Hazine ve Maliye Bakanlığınca açıklanan bütçe uygulama sonuçlarına göre 2019 yılının merkezi yönetim bütçesi 123,7 milyar TL açık vermiş olup, 2020 yılı merkezi yönetim bütçesi açık hedefi ise 139 milyar TL olarak belirlenmiştir. 2019 yılı itibariyle gerçekleşen 100 milyar TL tutarındaki bütçe açığı hesabına ise Merkez Bankasından ekstra olarak alınan 40 milyar TL ile bedelli askerlik, imar barışı vs… gibi tek seferlik gelirler de dâhildir. Hal böyle olunca 2020 yılı için belirlenen aşırı iyimser sayılabilecek 139 milyar TL tutarındaki bütçe açığı hedefini tutturabilmek amacıyla yeni vergilerin ihdası zaruriyet haline gelmiş, bu durum sonucunda hayatımıza 7 Aralık 2019 tarihinde Resmi Gazete’de yayımlanarak yürürlüğe giren 7194 sayılı Dijital Hizmet Vergisi ile Bazı Kanunlarda ve 375 Sayılı Kanun Hükmünde Kararnamede Değişiklik Yapılması Hakkında Kanun ile birçok yeni vergi ve mali yükümlülük girmiştir. Bu yeni vergiler ve mali yükümlülükler kamuoyunda çokça konuşulmuş olup, bu yazımızda mezkûr kanunun ilk 7 maddesini oluşturan dijital hizmet vergisi genel hatları itibariyle ele alınacak ve uygulama zorlukları tartışılacaktır.
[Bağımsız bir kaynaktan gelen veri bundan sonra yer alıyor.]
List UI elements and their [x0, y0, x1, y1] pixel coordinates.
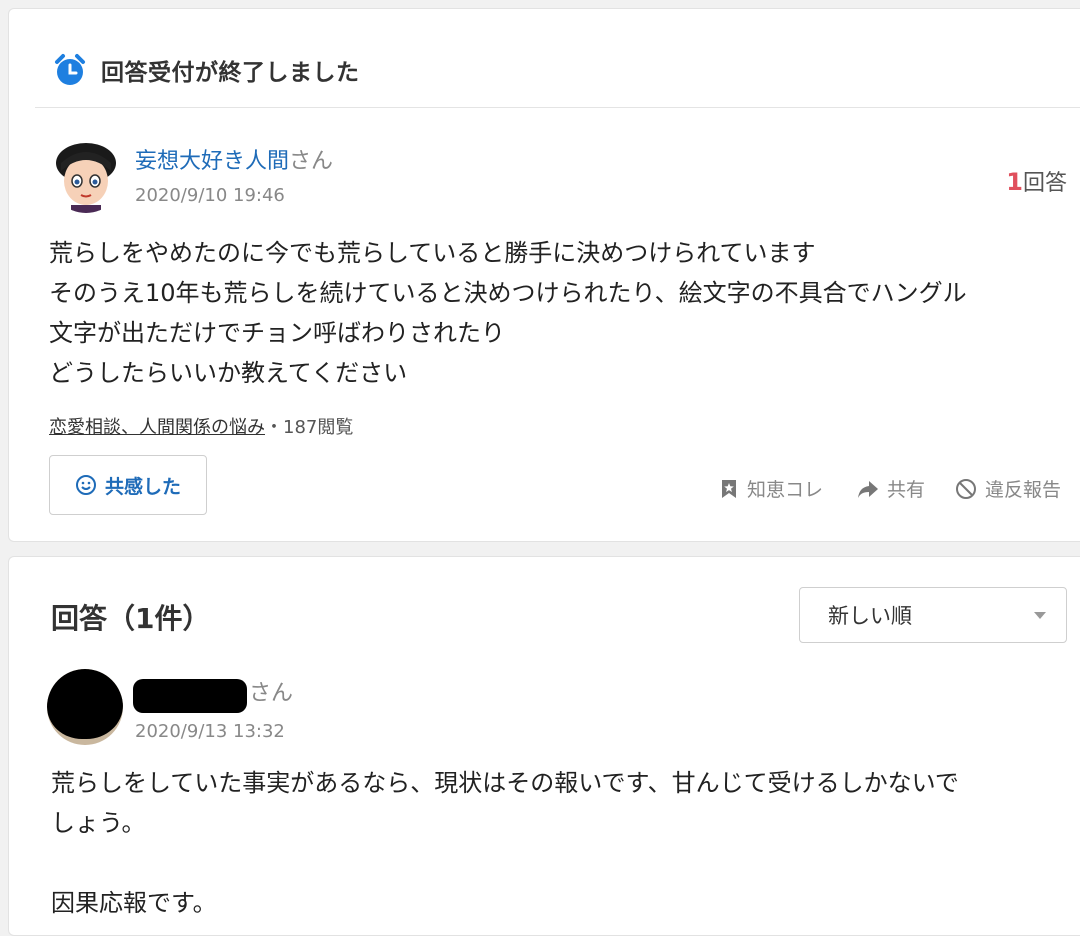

Dijital hizmet vergisi Türkiye’de dijital ortamda sunulan hizmetler neticesinde elde edilen hasılata uygulanacaktır. Dijital ortamda sunulan hizmetlerin kapsamına;
• her türlü reklam hizmetleri(reklam kontrol ve performans ölçüm hizmetleri, kullanıcılarla ilgili veri iletimi ve yönetimi gibi hizmetler ile reklamın sunulmasına ilişkin teknik hizmetler dâhil);
• sesli, görsel veya dijital herhangi bir içeriğin (bilgisayar programları, uygulamalar, müzik, video, oyunlar, oyun içi uygulamalar ve benzerleri dâhil) dijital ortamda satışı ile bu içeriklerin dijital ortamda dinlenmesine, izlenmesine, oynanmasına veya elektronik cihazlara kaydedilmesine veya bu cihazlarda kullanılmasına yönelik dijital ortamda sunulan hizmetler;
• kullanıcıların birbirleriyle etkileşime geçebilecekleri dijital ortamların sağlanması ve işletilmesi hizmetleri (kullanıcılar arasında bir mal veya hizmetin satılmasına veya satılmasının kolaylaştırılmasına yönelik sunulan hizmetler dâhil);
girmektedir.
Ayrıca, yukarıda zikredilen hizmetlere yönelik dijital ortamda dijital hizmet sağlayıcıları tarafından verilen aracılık hizmetlerinden elde edilen hasılat da dijital hizmet vergisine tabi olacaktır.
Dijital hizmet vergisinin mükellefi, dijital hizmet sağlayıcıları olacaktır. Dijital hizmet sağlayıcılarının, gelir vergisi kanunu ile kurumlar vergisi kanunu açısından tam mükellef olup olmaması, dar mükellefiyette söz konusu faaliyetleri Türkiye’de bulunan iş yeri veya daimi temsilcileri vasıtasıyla gerçekleştirip gerçekleştirmemeleri dijital hizmet vergisi mükellefiyetine tesir etmeyecek olup; Hazine ve Maliye Bakanlığı dijital hizmet sağlayıcılarının Türkiye içinde ikametgâhının, iş yerinin, kanuni ve iş merkezlerinin bulunmaması hâlleri ile gerekli gördüğü diğer hâllerde, vergi alacağını emniyet altına almak amacıyla vergiye tabi işlemlere taraf olanlar ile işleme ve ödemeye aracılık edenleri verginin ödenmesinden sorumlu tutabilecektir.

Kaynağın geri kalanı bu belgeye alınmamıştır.